Senior advocate Neeraj Kishan Kaul, also appearing for the Shinde faction, argued that there is an artificial distinction sought to be created between the legislative party and the original political party."If the government has lost majority and one faction comes and says that we have a majority then what error has the Governor committed by calling the Shinde faction to be sworn in as the CM?" he said. The hearing remained inconclusive and will resume on March 14 after the Holi vacation. The top court on Wednesday had said Shinde could not have been sworn in as the chief minister of Maharashtra if the assembly speaker was not restrained from deciding the disqualification petitions pending against 39 MLAs.
The Shinde faction had told the top court that even if the 39 MLAs would have been disqualified from the Assembly, the Maha Vikas Aghadi (MVA) government would have fallen because it had lost the majority and the then chief minister Uddhav Thackeray had resigned before the floor test. Kaul had earlier submitted that the Uddhav Thackeray-led faction tried to confuse the powers of three constitutional authorities - Governor, Speaker, and the Election Commission - and now wants that everything should be set aside, including the floor test on July 4, 2022. On Tuesday, the top court had asked the Shinde-led faction if its move to go against the Shiv Sena party's wish to continue with the coalition in the MVA amounted to indiscipline leading to disqualification.
Defending its stand, the Shinde faction said the legislative party is an integral part of the original political party and informed that there were two whips appointed by the party in June last year and it went with the one that said it did not want to continue in the coalition. On February 23, the Uddhav Thackeray faction told the top court that the formation of a new government in Maharashtra under Shinde was the "direct and inevitable result" of two orders of the apex court that "disturbed the co-equal and mutual balance" between judicial and legislative organs of the State.

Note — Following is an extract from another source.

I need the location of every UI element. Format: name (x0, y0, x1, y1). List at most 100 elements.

A political crisis had erupted in Maharashtra after an open revolt in the Shiv Sena and on June 29, 2022, the apex court refused to stay the Maharashtra Governor's direction to the 31-month-old MVA government to take a floor test in the Assembly to prove its majority. On August 23, 2022, a three-judge bench of the top court headed by then Chief Justice N V Ramana had formulated several questions of law and referred to the five-judge bench petitions filed by the two Sena factions which raised several constitutional questions related to defection, merger, and disqualification.